An interview with Richard Allain
How did you get into composing?
I guess I have always created music in some way. Some of my earliest memories are of playing single notes on the piano. I remember discovering ‘thirds’ and thinking they sounded wonderful, before discovering ‘tenths’ and thinking they sounded even better. By my teens I was writing short chamber and vocal pieces, but in isolation and with no tuition of any kind. When I applied for university, I felt confident enough to submit a portfolio in the hope of studying composition seriously as part of my degree, but I didn’t enjoy this aspect of the course and, by the end of it, I was disheartened by the whole thing. I spent the next four years writing and experimenting, again in isolation, but with nothing much to show for it. I then studied to become a teacher and it was a couple of years afterwards that I began to find my voice as composer. I wrote my first serious piece Salve Regina when I was twenty seven, and it sat in a drawer for the next three years before it was premiered.
Are there any composing/musical projects that you’re particularly looking forward to?
I have loved the process of writing and recording with ORA. I am excited about the album release and look forward to seeing where it takes me. I am conducting a performance of a large-scale work of mine, Vespers, with the London Mozart Players alongside the Norwich School Choral Society in March, and I am really excited about that. I am also recording a new CD with Merton College Choir in June which will include several previously un-recorded pieces.
Have you come across any challenges in writing for vocalists as opposed to instrumentalists?
Although I consider myself an instrumentalist and not a singer, I am probably most at home writing for voices, but I like writing for all disciplines.
Do you have a particular process that you follow in composing? Are you systematic or sporadic?!
A piece begins as a collection of sounds in my head, each with a different sonic signature to it. The job of composition is to decipher those sounds, work out if they’re worth pursuing or not, and somehow transfer them to the page. It can happen from sitting for hours at a desk or a piano, or it can happen driving through town, on a quick lunch break, or in the middle of the night – basically, at any time. I rarely find it easy, and I often re-work pieces for some time after I have ‘finished’ them.
Are there any artists you particularly admire?

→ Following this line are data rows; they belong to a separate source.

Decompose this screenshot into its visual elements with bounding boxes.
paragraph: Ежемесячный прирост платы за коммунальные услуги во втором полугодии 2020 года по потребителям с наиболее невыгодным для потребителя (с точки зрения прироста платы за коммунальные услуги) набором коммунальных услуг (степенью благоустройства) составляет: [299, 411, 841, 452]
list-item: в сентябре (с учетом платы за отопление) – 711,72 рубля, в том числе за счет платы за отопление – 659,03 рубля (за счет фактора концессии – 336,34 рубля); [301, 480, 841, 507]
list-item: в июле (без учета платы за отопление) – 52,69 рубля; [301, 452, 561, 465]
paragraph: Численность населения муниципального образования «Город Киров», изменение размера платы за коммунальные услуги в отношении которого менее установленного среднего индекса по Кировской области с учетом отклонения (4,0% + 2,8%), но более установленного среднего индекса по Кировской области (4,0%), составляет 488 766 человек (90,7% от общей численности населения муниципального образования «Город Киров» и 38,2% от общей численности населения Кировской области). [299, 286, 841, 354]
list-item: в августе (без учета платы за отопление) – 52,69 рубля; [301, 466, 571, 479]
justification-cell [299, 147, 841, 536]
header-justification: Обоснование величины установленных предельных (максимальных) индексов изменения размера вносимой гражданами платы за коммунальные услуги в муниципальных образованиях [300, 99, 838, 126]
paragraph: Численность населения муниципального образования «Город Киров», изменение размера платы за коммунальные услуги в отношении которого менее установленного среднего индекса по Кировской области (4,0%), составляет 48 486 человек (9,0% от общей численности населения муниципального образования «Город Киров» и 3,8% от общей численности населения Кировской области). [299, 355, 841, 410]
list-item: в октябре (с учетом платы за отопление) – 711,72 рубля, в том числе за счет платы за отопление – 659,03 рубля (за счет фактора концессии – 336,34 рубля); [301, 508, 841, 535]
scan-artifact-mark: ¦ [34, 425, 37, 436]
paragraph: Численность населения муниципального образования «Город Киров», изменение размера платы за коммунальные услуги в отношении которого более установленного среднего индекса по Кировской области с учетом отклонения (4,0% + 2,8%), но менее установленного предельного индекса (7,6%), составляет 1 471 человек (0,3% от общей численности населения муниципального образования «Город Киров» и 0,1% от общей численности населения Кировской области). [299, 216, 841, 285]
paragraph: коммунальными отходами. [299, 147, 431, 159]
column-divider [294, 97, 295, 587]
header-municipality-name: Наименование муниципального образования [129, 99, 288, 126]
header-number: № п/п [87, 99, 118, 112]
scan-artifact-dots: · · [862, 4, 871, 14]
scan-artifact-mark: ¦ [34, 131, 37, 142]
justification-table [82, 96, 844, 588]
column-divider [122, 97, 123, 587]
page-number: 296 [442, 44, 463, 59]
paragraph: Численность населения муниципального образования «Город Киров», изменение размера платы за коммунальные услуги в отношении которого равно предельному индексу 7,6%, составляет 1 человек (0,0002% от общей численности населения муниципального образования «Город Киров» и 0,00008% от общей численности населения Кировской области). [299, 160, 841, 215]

The list is a very long one. Here is a selection:
Carlos Kleiber. Genius.
Glenn Gould. Idiosyncratic genius.
And I greatly admire Benjamin Britten’s piano accompaniments (Winterreise or Schubert’s Arpeggione with Rostrapovich). Very special.
Miles Davis. One of the most distinct musical personalities I can think of.
Ella Fitzgerald – inventive, fun, and with an inhuman sense of intonation.
Frank Sinatra – especially the recordings of the 50s. His feel and phrasing are extraordinary: I defy anyone to sing along accurately (and I mean accurately!) with a Sinatra record.
Art Tatum, Oscar Peterson, Nat ‘King’ Cole (as much as a pianist as a singer), Keith Jarrett, Diana Krall.
Pavarotti and Domingo – for different reasons.
Dave Matthews, Alex Turner, Guy Garvey, Chris Martin – great creative minds.
David Bowie – where do I start?
Which composer, alive or dead, would you most like to talk to, and why?
This is an interesting question, and I have no easy answer. I’d like to have had coffee with Vivaldi, as his music is so open-hearted and often joyous. I prefer Bach’s music, but I wonder if he would have much time for the likes of me. I’d liked to have heard Mozart play the A major piano concerto (23) or been in his apartment when Haydn came around and they played through Mozart’s ‘Haydn’ quartets (or any of Haydn’s own for that matter), or have heard Schumann play Mondnacht. I’d love to have been in the room when Strauss was checking through the piano score of the trio from the last act of Rosenkavalier. I’d like to have sat next to Verdi at a performance of Otello, or Puccini for the second act of Tosca. I’d like to have asked Lutoslawski about Preludes and Fugues for 13 String Instruments. I’d love to have heard John Cage’s laugh, or seen Gershwin’s trousers in real life, or smelt the smokey air of Shostakovich’s study. The list goes on. The reality, however, is that even if I were to meet any of the good and the great, I’d be useless: many years ago, I bumped into Leonard Bernstein, a great musical hero of mine, but nerves took over and I couldn’t speak a word.
What styles/genres of music do you most enjoy composing for?
I enjoy writing all sorts of music. I adore writing pop songs (I’ve written a great many) but I can’t find any mainstream outlet for them. I would love to write a ballet score, something that has been on my to do list for thirty years now….
What do you enjoy doing in your spare time?
I like being around food, and cooking. My (not so) secret passion is making cocktails.